Jack of all trades: Does diversification really work?

In a difficult market where efficiency is key, diversification can seem like the logical next step for brokers, but can a broker really do it all?

Simon Bednar, Finsure Victoria state business manager says as credit growth remains flat, more and more brokers are looking for new ways to boost their revenue.

“So we’re finding brokers are doing one of two things. They’re either trying to rejuvenate their book by going back over their client list and trying to rewrite loans that they’ve already written, which is essentially a form of cannibalisation, or they’re looking for alternative income streams, and one of those is diversification.”

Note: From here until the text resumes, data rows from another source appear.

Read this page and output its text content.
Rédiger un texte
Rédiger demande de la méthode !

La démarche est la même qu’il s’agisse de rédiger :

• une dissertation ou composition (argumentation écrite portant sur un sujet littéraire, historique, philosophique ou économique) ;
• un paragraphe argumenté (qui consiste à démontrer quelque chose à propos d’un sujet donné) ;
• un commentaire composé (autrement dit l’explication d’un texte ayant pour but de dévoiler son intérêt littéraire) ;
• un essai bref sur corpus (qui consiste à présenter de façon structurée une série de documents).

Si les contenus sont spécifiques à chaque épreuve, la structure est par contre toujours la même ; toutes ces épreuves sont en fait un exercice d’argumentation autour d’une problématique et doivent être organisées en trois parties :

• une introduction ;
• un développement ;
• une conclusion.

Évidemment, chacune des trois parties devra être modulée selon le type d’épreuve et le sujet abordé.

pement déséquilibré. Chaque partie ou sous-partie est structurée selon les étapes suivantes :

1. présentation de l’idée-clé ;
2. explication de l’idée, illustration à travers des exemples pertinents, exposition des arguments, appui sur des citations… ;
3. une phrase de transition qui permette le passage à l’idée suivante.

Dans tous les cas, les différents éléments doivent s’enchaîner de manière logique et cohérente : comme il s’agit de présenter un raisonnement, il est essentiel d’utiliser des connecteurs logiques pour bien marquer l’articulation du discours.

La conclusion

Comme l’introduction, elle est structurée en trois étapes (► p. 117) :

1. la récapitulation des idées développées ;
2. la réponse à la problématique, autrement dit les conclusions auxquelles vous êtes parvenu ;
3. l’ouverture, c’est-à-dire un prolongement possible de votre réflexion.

Diversification, says Bednar, can be a good option for brokers, but only if it’s done right.

“There’s been a lot of media beat-up about it and I think a lot of brokers are jumping into it without necessarily understanding it.”

Brokers that attempt to take on too many new things at once, says Bednar, consistently end up being a “master of none”.

Diversification is something that every good broker should have on their radar, but a detailed business plan and strategy for supporting clients is crucial, says Bednar – as is a bit of realism.

“A lot of people think they can walk in and shake someone’s hand and then expect leads and business to come their way, it’s not like that, it does take a lot of work.”

Mario Borg, director of Master Brokers Group, says brokers looking to diversify simply as a means to bring in more revenue run the risk of losing client trust.

“If you’re coming at it from a selling angle, if your priorities are around how many dollars you can squeeze out in terms wallet-share for each client, you might get away with it for a while, but most people aren’t silly. They can see if someone is being genuine versus somebody that’s all about trying to make a dollar.”

While NCCP has made it easier to have conversations around risk, insurance, and other financial needs, said Borg, that doesn’t mean brokers should try and sell these things to every client.

A better option, said Borg, is often to have trusted referral partners in all areas of finance, whether these relationships are based on money or reciprocity.

“If there’s a dollar in it for a broker, great, but what’s more important is keeping your client sticky so that you’re seen as a trusted contact point for these things: You specialise in one area but have the right contacts in others.”

Graham Couper-Smith, co-author of Pay Off Your Mortgage Fast, works as a management consultant as well as a broker, and has a referral relationship in place with a financial planner.

The key to diversifying while maintaining a positive relationship with clients, says Couper-Smith, is to be candid about what you’re doing.

“If you’re upfront and honest people trust you, and people will buy things from people that they like.

“I say to people ‘If you buy from this guy I will get a commission… So you should go out and buy the most expensive thing you possibly can.’ And people laugh and generally they will use him, because they appreciate honesty and because we have a good relationship.”

Diversification is crucial to modern broking for two reasons, says Couper-Smith: To stop clients from looking to other businesses, and to keep revenue above costs.

“Everyone’s costs are going up and a lot of places are getting less enquiries. There is that pressure to maximise productivity so that you get paid the maximum you can for the hours that you put in.

“But you need to meet those productivity needs in a way that agrees with your own ethics. I believe that you can meet all of those targets by only selling things to people that they genuinely need - and then everyone trusts you too.”